The SyNAPSE Chip – Brain Inspired Computer Architecture
The SyNAPSE chip introduced in August 7, 2014, has the capabilities of transforming mobility by urging innovation around a completely new type of application together with sensory potentials at very low power levels which is enabled by a revolutionary new technology design that has been inspired by the human brain. The human brain is one of the most sophisticated computer which has the potential of learning various things with the help of little inputs wherein it can identify objects, comprehend speech as well as respond to changes and from early days of digital technology, scientist have been striving to build computers which would be more like the human brain. IBM is the one who has built a new chip with a brain inspired computer architecture that is powered by a unique one million neurons and 256 million synapses and is the largest chip ever built at 5.4 billion transistors having an on-chip network of 4,096 neurosynaptic cores. However it consumes 63mW at the time of real-time operation, compared to orders of magnitude energy which is less than traditional chips. This technology gives way to new computing frontiers for disseminated sensor as well as supercomputing applications as a part of complete cognitive hardware and software ecosystem.

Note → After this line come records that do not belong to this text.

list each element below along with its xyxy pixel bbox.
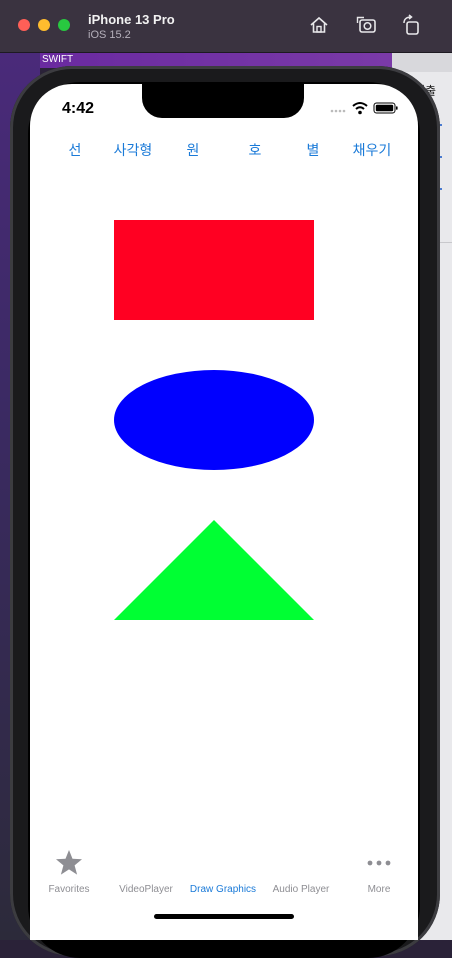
tab-label: Favorites [48, 884, 90, 895]
status-icons [330, 102, 398, 115]
status-time: 4:42 [62, 100, 95, 117]
minimize-window-button[interactable] [38, 19, 50, 31]
tab-videoplayer[interactable]: VideoPlayer [107, 844, 185, 900]
star-icon [56, 850, 82, 875]
desktop-toolbar-strip [392, 52, 452, 72]
star-button[interactable]: 별 [298, 140, 328, 160]
tab-draw-graphics[interactable]: Draw Graphics [184, 844, 262, 900]
zoom-window-button[interactable] [58, 19, 70, 31]
red-rectangle-shape [114, 220, 314, 320]
tab-more[interactable]: More [340, 844, 418, 900]
tab-audio-player[interactable]: Audio Player [262, 844, 340, 900]
circle-button[interactable]: 원 [178, 140, 208, 160]
battery-icon [373, 102, 398, 114]
wifi-icon [352, 102, 368, 115]
desktop-tag: SWIFT [42, 54, 74, 65]
tab-favorites[interactable]: Favorites [30, 844, 108, 900]
rectangle-button[interactable]: 사각형 [108, 140, 158, 160]
simulator-title-bar: iPhone 13 Pro iOS 15.2 [0, 0, 452, 53]
drawing-canvas [114, 220, 314, 620]
close-window-button[interactable] [18, 19, 30, 31]
app-screen: 4:42 선 사각형 원 호 별 채우기 Favorites VideoPlay… [30, 84, 418, 940]
tab-label: VideoPlayer [119, 884, 173, 895]
tab-bar: Favorites VideoPlayer Draw Graphics Audi… [30, 844, 418, 904]
rotate-icon[interactable] [400, 14, 422, 36]
blue-ellipse-shape [114, 370, 314, 470]
simulator-os-version: iOS 15.2 [88, 29, 131, 41]
screenshot-icon[interactable] [356, 14, 378, 36]
home-icon[interactable] [308, 14, 330, 36]
green-triangle-shape [114, 520, 314, 620]
tab-label: Audio Player [272, 884, 330, 895]
notch [142, 84, 304, 118]
home-indicator [154, 914, 294, 919]
line-button[interactable]: 선 [60, 140, 90, 160]
simulator-device-name: iPhone 13 Pro [88, 12, 175, 27]
more-icon [367, 860, 391, 866]
shape-toolbar: 선 사각형 원 호 별 채우기 [30, 140, 418, 164]
fill-button[interactable]: 채우기 [346, 140, 398, 160]
tab-label: More [367, 884, 391, 895]
signal-icon [330, 109, 346, 113]
arc-button[interactable]: 호 [240, 140, 270, 160]
tab-label: Draw Graphics [189, 884, 257, 895]
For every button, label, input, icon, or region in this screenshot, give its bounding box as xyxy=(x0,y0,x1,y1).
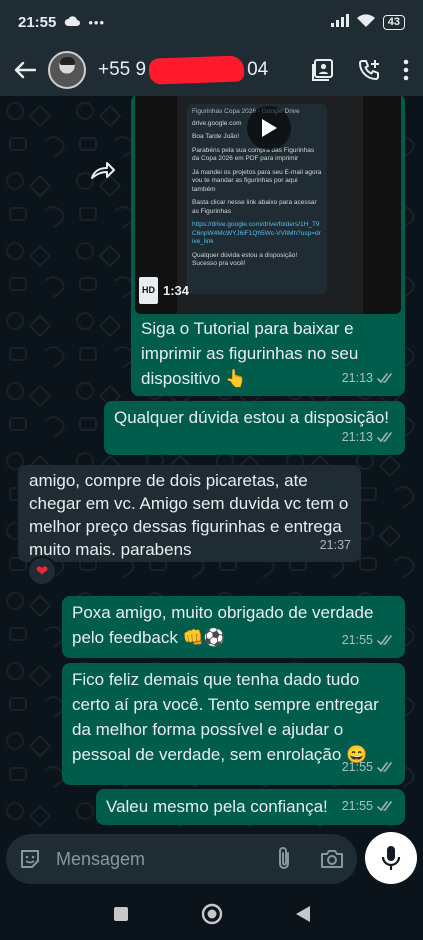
camera-icon[interactable] xyxy=(319,848,345,870)
message-time: 21:37 xyxy=(319,538,351,552)
outgoing-message[interactable]: Fico feliz demais que tenha dado tudo ce… xyxy=(62,663,405,785)
reaction-emoji: ❤ xyxy=(35,563,49,580)
forward-icon[interactable] xyxy=(88,156,118,186)
wifi-icon xyxy=(356,14,375,30)
preview-line: Parabéns pela sua compra das Figurinhas … xyxy=(192,146,315,163)
incoming-message[interactable]: amigo, compre de dois picaretas, ate che… xyxy=(18,465,361,562)
cloud-icon xyxy=(64,15,81,30)
message-time: 21:55 xyxy=(341,633,373,647)
message-meta: 21:55 xyxy=(342,628,395,653)
read-receipt-icon xyxy=(377,801,395,812)
message-meta: 21:13 xyxy=(342,425,395,450)
message-meta: 21:13 xyxy=(342,366,395,391)
message-time: 21:55 xyxy=(341,760,373,774)
contact-card-icon[interactable] xyxy=(311,58,335,82)
status-bar: 21:55 ••• 43 xyxy=(0,0,423,44)
redaction-mark xyxy=(148,55,245,85)
message-input[interactable]: Mensagem xyxy=(56,849,275,870)
outgoing-message[interactable]: Qualquer dúvida estou a disposição! 21:1… xyxy=(104,401,405,455)
message-meta: 21:37 xyxy=(320,534,351,557)
preview-line: Já mandei os projetos para seu E-mail ag… xyxy=(192,168,322,193)
message-text: Poxa amigo, muito obrigado de verdade pe… xyxy=(72,603,374,647)
video-message-bubble[interactable]: Figurinhas Copa 2026 - Google Drive driv… xyxy=(131,96,405,396)
message-text: amigo, compre de dois picaretas, ate che… xyxy=(29,471,349,559)
message-time: 21:55 xyxy=(341,799,373,813)
microphone-icon xyxy=(381,845,401,871)
add-call-icon[interactable] xyxy=(357,58,381,82)
chat-header: +55 9 04 xyxy=(0,44,423,96)
more-notifications-icon: ••• xyxy=(88,14,106,30)
preview-link: https://drive.google.com/drive/folders/1… xyxy=(192,221,321,245)
read-receipt-icon xyxy=(377,762,395,773)
read-receipt-icon xyxy=(377,373,395,384)
duration-label: 1:34 xyxy=(163,283,190,298)
message-meta: 21:55 xyxy=(342,794,395,819)
message-text: Valeu mesmo pela confiança! xyxy=(106,797,328,816)
contact-name[interactable]: +55 9 04 xyxy=(98,55,269,85)
hd-badge: HD xyxy=(139,277,158,304)
preview-line: Qualquer dúvida estou a disposição! Suce… xyxy=(192,251,298,268)
message-text: Siga o Tutorial para baixar e imprimir a… xyxy=(141,319,359,388)
message-meta: 21:55 xyxy=(342,755,395,780)
more-options-icon[interactable] xyxy=(403,59,409,81)
recents-icon[interactable] xyxy=(113,906,129,922)
voice-message-button[interactable] xyxy=(365,832,417,884)
chat-area[interactable]: Figurinhas Copa 2026 - Google Drive driv… xyxy=(0,96,423,830)
battery-indicator: 43 xyxy=(382,14,405,30)
preview-line: Basta clicar nesse link abaixo para aces… xyxy=(192,199,317,215)
status-time: 21:55 xyxy=(18,13,57,31)
outgoing-message[interactable]: Poxa amigo, muito obrigado de verdade pe… xyxy=(62,596,405,658)
message-composer[interactable]: Mensagem xyxy=(6,834,357,884)
phone-suffix: 04 xyxy=(247,59,269,80)
signal-icon xyxy=(330,14,349,30)
home-icon[interactable] xyxy=(201,903,223,925)
video-duration: HD 1:34 xyxy=(139,277,189,304)
system-nav-bar xyxy=(0,888,423,940)
message-time: 21:13 xyxy=(341,430,373,444)
back-arrow-icon[interactable] xyxy=(0,44,50,96)
outgoing-message[interactable]: Valeu mesmo pela confiança! 21:55 xyxy=(96,789,405,825)
message-time: 21:13 xyxy=(341,371,373,385)
heart-reaction[interactable]: ❤ xyxy=(27,556,57,586)
message-text: Fico feliz demais que tenha dado tudo ce… xyxy=(72,670,379,764)
attach-icon[interactable] xyxy=(275,846,293,872)
phone-prefix: +55 9 xyxy=(98,59,147,80)
play-button[interactable] xyxy=(247,106,291,150)
video-thumbnail[interactable]: Figurinhas Copa 2026 - Google Drive driv… xyxy=(135,96,401,314)
back-nav-icon[interactable] xyxy=(295,905,311,923)
read-receipt-icon xyxy=(377,635,395,646)
read-receipt-icon xyxy=(377,432,395,443)
sticker-icon[interactable] xyxy=(18,847,42,871)
contact-avatar[interactable] xyxy=(48,51,86,89)
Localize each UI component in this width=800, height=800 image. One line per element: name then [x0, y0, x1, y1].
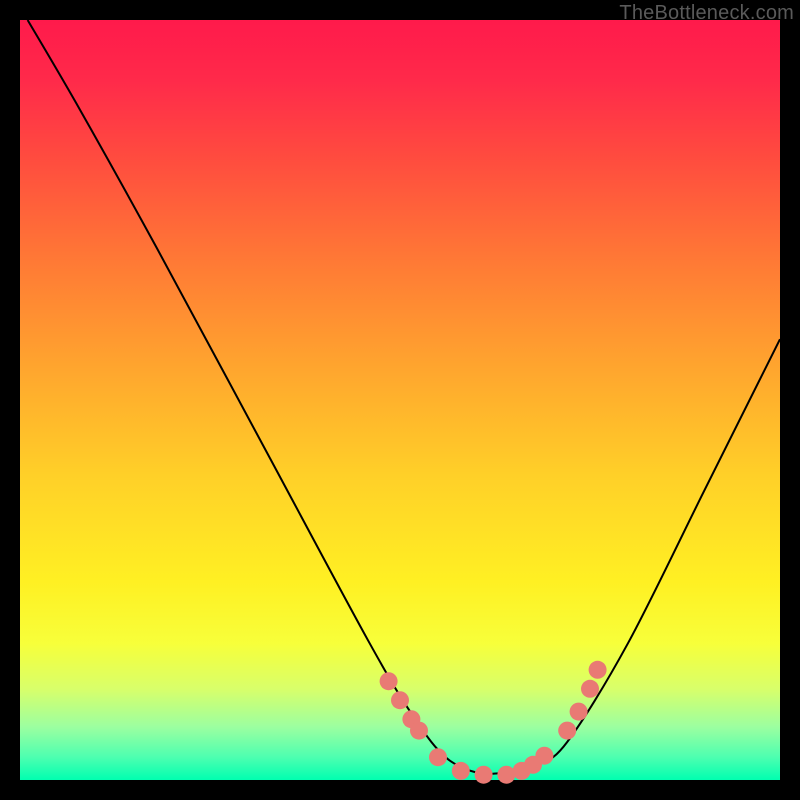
- marker-dot: [429, 748, 447, 766]
- marker-dot: [570, 703, 588, 721]
- curve-svg: [20, 20, 780, 780]
- watermark-text: TheBottleneck.com: [619, 2, 794, 25]
- marker-dot: [380, 672, 398, 690]
- marker-dot: [497, 766, 515, 784]
- marker-dot: [589, 661, 607, 679]
- marker-dot: [410, 722, 428, 740]
- marker-dot: [581, 680, 599, 698]
- marker-group: [380, 661, 607, 784]
- marker-dot: [475, 766, 493, 784]
- marker-dot: [452, 762, 470, 780]
- plot-area: [20, 20, 780, 780]
- marker-dot: [558, 722, 576, 740]
- chart-frame: TheBottleneck.com: [0, 0, 800, 800]
- marker-dot: [535, 747, 553, 765]
- marker-dot: [391, 691, 409, 709]
- bottleneck-curve: [28, 20, 780, 774]
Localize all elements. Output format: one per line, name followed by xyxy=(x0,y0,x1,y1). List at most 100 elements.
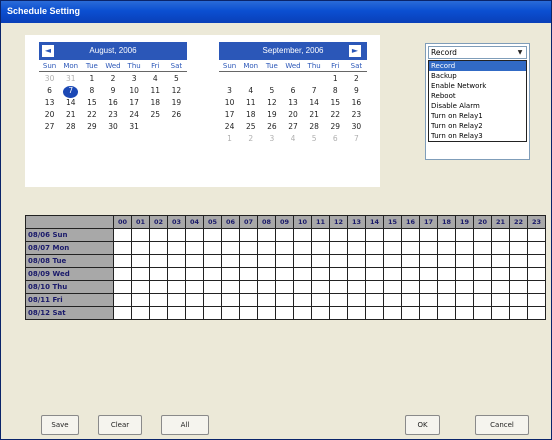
schedule-cell[interactable] xyxy=(365,241,384,255)
schedule-cell[interactable] xyxy=(167,228,186,242)
calendar-day[interactable]: 18 xyxy=(240,110,261,122)
schedule-cell[interactable] xyxy=(203,306,222,320)
schedule-cell[interactable] xyxy=(383,254,402,268)
schedule-cell[interactable] xyxy=(383,241,402,255)
schedule-cell[interactable] xyxy=(455,254,474,268)
calendar-day[interactable]: 28 xyxy=(60,122,81,134)
calendar-day[interactable]: 14 xyxy=(304,98,325,110)
schedule-cell[interactable] xyxy=(311,254,330,268)
next-month-button[interactable]: ► xyxy=(349,45,361,57)
schedule-cell[interactable] xyxy=(401,267,420,281)
schedule-cell[interactable] xyxy=(419,280,438,294)
calendar-day[interactable]: 11 xyxy=(145,86,166,98)
calendar-day[interactable]: 2 xyxy=(240,134,261,146)
schedule-cell[interactable] xyxy=(347,241,366,255)
calendar-day[interactable]: 6 xyxy=(325,134,346,146)
schedule-cell[interactable] xyxy=(401,254,420,268)
schedule-cell[interactable] xyxy=(131,254,150,268)
calendar-day[interactable]: 3 xyxy=(261,134,282,146)
calendar-day[interactable]: 9 xyxy=(102,86,123,98)
schedule-cell[interactable] xyxy=(347,254,366,268)
schedule-cell[interactable] xyxy=(221,280,240,294)
calendar-day[interactable]: 16 xyxy=(346,98,367,110)
calendar-day[interactable]: 8 xyxy=(325,86,346,98)
calendar-day[interactable]: 16 xyxy=(102,98,123,110)
schedule-cell[interactable] xyxy=(167,267,186,281)
schedule-cell[interactable] xyxy=(329,280,348,294)
event-type-option[interactable]: Enable Network xyxy=(429,81,526,91)
schedule-cell[interactable] xyxy=(221,241,240,255)
calendar-day[interactable]: 26 xyxy=(261,122,282,134)
schedule-cell[interactable] xyxy=(257,293,276,307)
schedule-cell[interactable] xyxy=(509,306,528,320)
calendar-day[interactable]: 17 xyxy=(219,110,240,122)
calendar-day[interactable]: 23 xyxy=(102,110,123,122)
schedule-cell[interactable] xyxy=(329,241,348,255)
calendar-day[interactable]: 31 xyxy=(60,74,81,86)
schedule-cell[interactable] xyxy=(167,306,186,320)
calendar-day[interactable]: 12 xyxy=(261,98,282,110)
schedule-cell[interactable] xyxy=(131,306,150,320)
schedule-cell[interactable] xyxy=(437,267,456,281)
calendar-day[interactable]: 30 xyxy=(39,74,60,86)
calendar-day[interactable]: 6 xyxy=(282,86,303,98)
schedule-cell[interactable] xyxy=(203,241,222,255)
schedule-cell[interactable] xyxy=(437,306,456,320)
schedule-cell[interactable] xyxy=(113,293,132,307)
calendar-day[interactable]: 15 xyxy=(325,98,346,110)
schedule-cell[interactable] xyxy=(401,228,420,242)
calendar-day[interactable]: 25 xyxy=(240,122,261,134)
schedule-cell[interactable] xyxy=(473,267,492,281)
schedule-cell[interactable] xyxy=(311,267,330,281)
calendar-day[interactable]: 18 xyxy=(145,98,166,110)
calendar-day[interactable]: 22 xyxy=(325,110,346,122)
schedule-cell[interactable] xyxy=(491,293,510,307)
calendar-day[interactable]: 20 xyxy=(282,110,303,122)
schedule-cell[interactable] xyxy=(329,306,348,320)
schedule-cell[interactable] xyxy=(293,228,312,242)
schedule-cell[interactable] xyxy=(257,254,276,268)
schedule-cell[interactable] xyxy=(131,293,150,307)
calendar-day[interactable]: 19 xyxy=(166,98,187,110)
schedule-cell[interactable] xyxy=(149,241,168,255)
calendar-day[interactable]: 21 xyxy=(60,110,81,122)
schedule-cell[interactable] xyxy=(293,280,312,294)
calendar-day[interactable]: 3 xyxy=(124,74,145,86)
schedule-cell[interactable] xyxy=(293,293,312,307)
schedule-cell[interactable] xyxy=(239,293,258,307)
schedule-cell[interactable] xyxy=(167,241,186,255)
calendar-day[interactable]: 10 xyxy=(219,98,240,110)
schedule-cell[interactable] xyxy=(455,241,474,255)
schedule-cell[interactable] xyxy=(275,241,294,255)
schedule-cell[interactable] xyxy=(527,306,546,320)
schedule-cell[interactable] xyxy=(473,306,492,320)
calendar-day[interactable]: 5 xyxy=(261,86,282,98)
schedule-cell[interactable] xyxy=(167,293,186,307)
schedule-cell[interactable] xyxy=(221,254,240,268)
calendar-day[interactable]: 12 xyxy=(166,86,187,98)
schedule-cell[interactable] xyxy=(185,228,204,242)
schedule-cell[interactable] xyxy=(275,280,294,294)
calendar-day[interactable]: 3 xyxy=(219,86,240,98)
event-type-option[interactable]: Turn on Relay2 xyxy=(429,121,526,131)
calendar-day[interactable]: 7 xyxy=(346,134,367,146)
schedule-cell[interactable] xyxy=(347,267,366,281)
schedule-cell[interactable] xyxy=(347,280,366,294)
calendar-day[interactable]: 4 xyxy=(240,86,261,98)
schedule-cell[interactable] xyxy=(473,241,492,255)
schedule-cell[interactable] xyxy=(401,293,420,307)
schedule-cell[interactable] xyxy=(527,228,546,242)
calendar-day[interactable]: 2 xyxy=(346,74,367,86)
calendar-day[interactable]: 23 xyxy=(346,110,367,122)
schedule-cell[interactable] xyxy=(113,306,132,320)
event-type-option[interactable]: Disable Alarm xyxy=(429,101,526,111)
calendar-day[interactable]: 30 xyxy=(346,122,367,134)
schedule-cell[interactable] xyxy=(473,254,492,268)
schedule-cell[interactable] xyxy=(149,306,168,320)
schedule-cell[interactable] xyxy=(113,241,132,255)
schedule-cell[interactable] xyxy=(239,228,258,242)
schedule-cell[interactable] xyxy=(527,293,546,307)
schedule-cell[interactable] xyxy=(365,267,384,281)
calendar-day[interactable]: 1 xyxy=(325,74,346,86)
schedule-cell[interactable] xyxy=(509,228,528,242)
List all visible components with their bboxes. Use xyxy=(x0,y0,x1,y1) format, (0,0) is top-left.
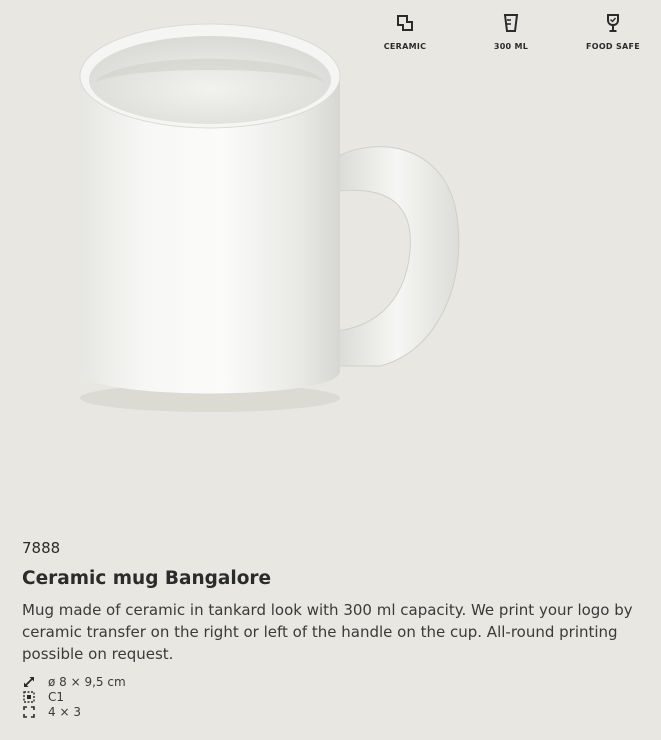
product-card: CERAMIC 300 ML FOOD SAFE 7888 Ceramic mu… xyxy=(0,0,661,740)
spec-print-method: C1 xyxy=(22,689,126,704)
product-title: Ceramic mug Bangalore xyxy=(22,568,272,589)
feature-icons: CERAMIC 300 ML FOOD SAFE xyxy=(360,12,661,64)
product-description: Mug made of ceramic in tankard look with… xyxy=(22,601,633,663)
feature-capacity: 300 ML xyxy=(466,12,556,51)
product-sku: 7888 xyxy=(22,539,61,557)
ceramic-material-icon xyxy=(360,12,450,34)
print-area-icon xyxy=(22,705,36,718)
mug-illustration xyxy=(79,23,460,412)
spec-dimensions: ø 8 × 9,5 cm xyxy=(22,674,126,689)
feature-label: CERAMIC xyxy=(383,42,427,51)
feature-ceramic: CERAMIC xyxy=(360,12,450,51)
spec-text: ø 8 × 9,5 cm xyxy=(48,674,126,689)
spec-list: ø 8 × 9,5 cm C1 4 × 3 xyxy=(22,674,126,719)
feature-label: FOOD SAFE xyxy=(585,42,641,51)
spec-print-area: 4 × 3 xyxy=(22,704,126,719)
feature-food-safe: FOOD SAFE xyxy=(568,12,658,51)
dimensions-icon xyxy=(22,676,36,688)
capacity-cup-icon xyxy=(466,12,556,34)
feature-label: 300 ML xyxy=(493,42,529,51)
spec-text: 4 × 3 xyxy=(48,704,81,719)
print-method-icon xyxy=(22,690,36,703)
spec-text: C1 xyxy=(48,689,65,704)
product-image xyxy=(60,6,480,426)
food-safe-glass-icon xyxy=(568,12,658,34)
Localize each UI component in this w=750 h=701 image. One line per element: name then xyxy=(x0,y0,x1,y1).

`TrueNorth’ – Custom Made Brain Like Chip
Efforts to imitate the brain has been focussed on software with some researchers making attempts in creating neuro inspired computer chips that could process information in various ways from traditional hardware which includes a motivated project of IBM. A research paper which was released by Big Blue describes the details and has been published in the academic Journal Science on the so called TrueNorth, a custom made `brain-like’ chip,built on a simpler experimental system released by the company in 2011.TrueNorth besides being packed with 4,096 processor cores and 1 million neurons together with 256 million synapses has two of the fundamental biological building blocks making up the human brain which is called `spiking neurones’ by IBM. This indicates that the chip can convert data as patterns of pulses; similar to the one the way neuroscientists think the brain tends to store information.As per the company, IBM has tested the ability of the chip in driving common artificial intelligence tasks which include recognising images and its neurons and synapses could handle these tasks with normal speed with the use of less power than the tradition off the shelf chips. TrueNorth is capable of recognizing with 80% accuracy, things like people, cars, buses and trucks.
Besides this, when researches feed TrueNorth streaming video at 30 frames per second, it burns only 63mW of power processing the data in real time. IBM’s research on chip is a part of the SyNAPSE project – Systems of Neuromorphic Adaptive Plastic Scalable Electronics which is a huge effort from Darpa, the US Defense Departments’ research arm in creating a brain like hardware and the purpose of the project wherein an investment of about $53 million has been done since 2008 in IBM project alone, is to create hardware which could break the von Neumann paradigm that is the standard way of building computers. While in von Neumann computer, the handling and storage of data is divided between the central processing unit and the machine’s main memory and for its function, computers need to carry a set of instructions or programs serially by shuttling data from memory to the CPU due to which the memory and the CPU being separated, the data needs to be constantly relocated. This results in the creations of blockage and the need of lots of energy though there are means to resolve it by using multi-core chips which can run task in a similar manner or store things in cache which is a special kind of memory closer to the processor.
Neuromorphic Chips – Packs Memory/Communication/Computation in Small Modules
However, this only buys much speed up and not much power which means that the computers are not really working in real time, due to communication roadblock, according to Mead. Neuromorphic chips which have been developed by IBM together with the others, do not separate the data-storage and data-crunching parts of the computer. On the contrary, they pack the memory, communication and computation parts into small modules which tend to process information locally though they can communicate with each other quickly and with ease. According to IBM researchers, they resemble the circuits which are found in the brain, wherein the separation of computation together with the storage is the same and it is what adds energy efficiency which is the plus point of the chip. Eugenio Culurciello, professor at Purdue University working on neuromorphic systems for vision and helping in the development of NeuFlow platform in neural-net pioneer Yann LeCun’s lab at NYU states that `the good point about the architecture is its memory and computation are close and if it does not measure to state-of-art problems it could not be different from the current systems where memory and computation are actually separated.